给定的是具有双值的向量。我想知道这个矢量的任何元素之间的距离彼此相似。在最好的情况下,结果是原始值的子集向量,其中子集应至少具有 n 成员。
//given
vector<double> values = {1,2,3,4,8,10,12}; //with simple values as example
//some algorithm
//desired result as:
vector<vector<double> > subset;
//in case of above example I would expect some result like:
//subset[0] = {1,2,3,4}; //distance 1
//subset[1] = {8,10,12}; //distance 2
//subset[2] = {4,8,12}; // distance 4
//subset[3] = {2,4}; //also distance 2 but not connected with subset[1]
//subset[4] = {1,3}; //also distance 2 but not connected with subset[1] or subset[3]
//many others if n is just 2. If n is 3 (normally the minimum) these small subsets should be excluded.
这个例子很简单,因为整数的距离可以迭代并测试矢量,而不是double或float的情况。
到目前为止我的想法
我想到了计算距离并将它们存储在矢量中的方法。创建差异距离矩阵并对此矩阵进行阈值处理以获得相似距离的容差。
//Calculate distances: result is a vector
vector<double> distances;
for (int i = 0; i < values.size(); i++)
for (int j = 0; j < values.size(); j++)
{
if (i >= j)
continue;
distances.push_back(abs(values[i] - values[j]));
}
//Calculate difference of these distances: result is a matrix
Mat DiffDistances = Mat::zero(Size(distances.size(), distances.size()), CV_32FC1);
for (int i = 0; i < distances.size(); i++)

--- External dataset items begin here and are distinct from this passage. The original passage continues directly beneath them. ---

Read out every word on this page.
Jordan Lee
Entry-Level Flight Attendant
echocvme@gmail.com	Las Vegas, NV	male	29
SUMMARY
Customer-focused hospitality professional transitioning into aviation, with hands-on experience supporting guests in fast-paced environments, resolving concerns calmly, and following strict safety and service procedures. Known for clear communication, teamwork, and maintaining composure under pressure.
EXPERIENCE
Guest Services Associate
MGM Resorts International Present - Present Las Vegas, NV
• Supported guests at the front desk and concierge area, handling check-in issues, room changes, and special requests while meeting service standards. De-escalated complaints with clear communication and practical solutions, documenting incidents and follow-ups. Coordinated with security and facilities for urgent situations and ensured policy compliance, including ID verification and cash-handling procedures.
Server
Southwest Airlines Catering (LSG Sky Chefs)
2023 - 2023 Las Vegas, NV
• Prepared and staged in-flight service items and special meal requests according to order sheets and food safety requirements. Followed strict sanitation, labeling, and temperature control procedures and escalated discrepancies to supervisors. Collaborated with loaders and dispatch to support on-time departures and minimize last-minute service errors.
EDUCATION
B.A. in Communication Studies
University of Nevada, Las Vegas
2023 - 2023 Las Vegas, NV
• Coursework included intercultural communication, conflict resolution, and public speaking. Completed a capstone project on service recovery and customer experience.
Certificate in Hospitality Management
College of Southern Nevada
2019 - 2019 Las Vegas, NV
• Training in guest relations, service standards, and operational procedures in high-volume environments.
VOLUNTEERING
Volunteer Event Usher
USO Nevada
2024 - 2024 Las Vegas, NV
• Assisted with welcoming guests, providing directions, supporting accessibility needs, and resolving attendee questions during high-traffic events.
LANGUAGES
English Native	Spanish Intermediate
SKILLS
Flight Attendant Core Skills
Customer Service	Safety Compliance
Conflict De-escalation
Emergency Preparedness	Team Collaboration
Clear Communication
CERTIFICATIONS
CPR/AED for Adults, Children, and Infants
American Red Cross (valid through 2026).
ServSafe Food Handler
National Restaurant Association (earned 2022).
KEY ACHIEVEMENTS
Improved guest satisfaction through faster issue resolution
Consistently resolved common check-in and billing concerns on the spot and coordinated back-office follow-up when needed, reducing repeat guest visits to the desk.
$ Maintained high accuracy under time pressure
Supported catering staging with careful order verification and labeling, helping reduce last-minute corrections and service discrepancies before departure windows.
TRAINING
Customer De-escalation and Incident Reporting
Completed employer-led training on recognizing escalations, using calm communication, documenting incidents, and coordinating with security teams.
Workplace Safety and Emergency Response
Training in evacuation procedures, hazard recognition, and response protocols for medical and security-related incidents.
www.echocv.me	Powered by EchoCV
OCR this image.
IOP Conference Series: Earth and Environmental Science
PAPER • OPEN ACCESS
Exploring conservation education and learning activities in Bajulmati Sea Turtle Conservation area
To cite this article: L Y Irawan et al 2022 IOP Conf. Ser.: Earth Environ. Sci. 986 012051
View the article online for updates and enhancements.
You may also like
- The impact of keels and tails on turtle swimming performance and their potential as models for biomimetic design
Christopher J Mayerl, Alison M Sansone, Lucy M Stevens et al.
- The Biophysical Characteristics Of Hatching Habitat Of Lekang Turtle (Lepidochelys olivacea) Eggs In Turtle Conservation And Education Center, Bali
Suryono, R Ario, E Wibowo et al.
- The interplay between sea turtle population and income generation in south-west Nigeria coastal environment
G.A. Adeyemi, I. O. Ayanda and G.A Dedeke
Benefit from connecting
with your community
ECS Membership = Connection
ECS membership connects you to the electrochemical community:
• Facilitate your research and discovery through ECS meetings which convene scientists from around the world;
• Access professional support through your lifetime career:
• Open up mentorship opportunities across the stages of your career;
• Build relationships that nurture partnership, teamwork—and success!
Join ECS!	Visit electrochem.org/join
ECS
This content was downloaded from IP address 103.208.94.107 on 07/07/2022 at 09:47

for (int j = 0; j < distances.size(); j++)
{
if (i >= j)
continue;
DiffDistances.at<float>(i,j) = abs(distances[i], distances[j]);
}
//threshold this matrix with some tolerance in difference distances
threshold(DiffDistances, DiffDistances, maxDistTol, 255, CV_THRESH_BINARY_INV);
//get points with similar distances
vector<Points> DiffDistancePoints;
findNonZero(DiffDistances, DiffDistancePoints);
此时我发现原始值与我的相似距离相对应。应该可以找到它们,但追溯指数似乎非常复杂,我想知道是否有更简单的方法来解决问题。
答案 0 :(得分:1)
这是一个与你的略有不同的算法,它在向量的长度O(n^3)
中为n
- 效率不高。
它的前提是你想要至少有2个子集。那么你可以做的是考虑向量的所有双元素子集,然后找到所有其他也匹配的元素。
所以给定一个函数
std::vector<int> findSubset(std::vector<int> v, int baseValue, int distance) {
// Find the subset of all elements in v that differ by a multiple of
// distance from the base value
}
你可以做到
std::vector<std::vector<int>> findSubsets(std::vector<int> v) {
for(int i = 0; i < v.size(); i++) {
for(int j = i + 1; j < v.size(); j++) {
subsets.push_back(findSubset(v, v[i], abs(v[i] - v[j])));
}
}
return subsets;
}
只有剩下的问题是跟踪重复项,也许您可以为已经找到的所有子集保留(baseValue % distance
,distance
)对的散列列表。
答案 1 :(得分:1)
这是一个有效的解决方案,只要没有分支意义,就没有比2*threshold
更接近的值。这是有效的邻居区域,因为如果我正确理解@Phann,相邻债券的差异应该小于阈值。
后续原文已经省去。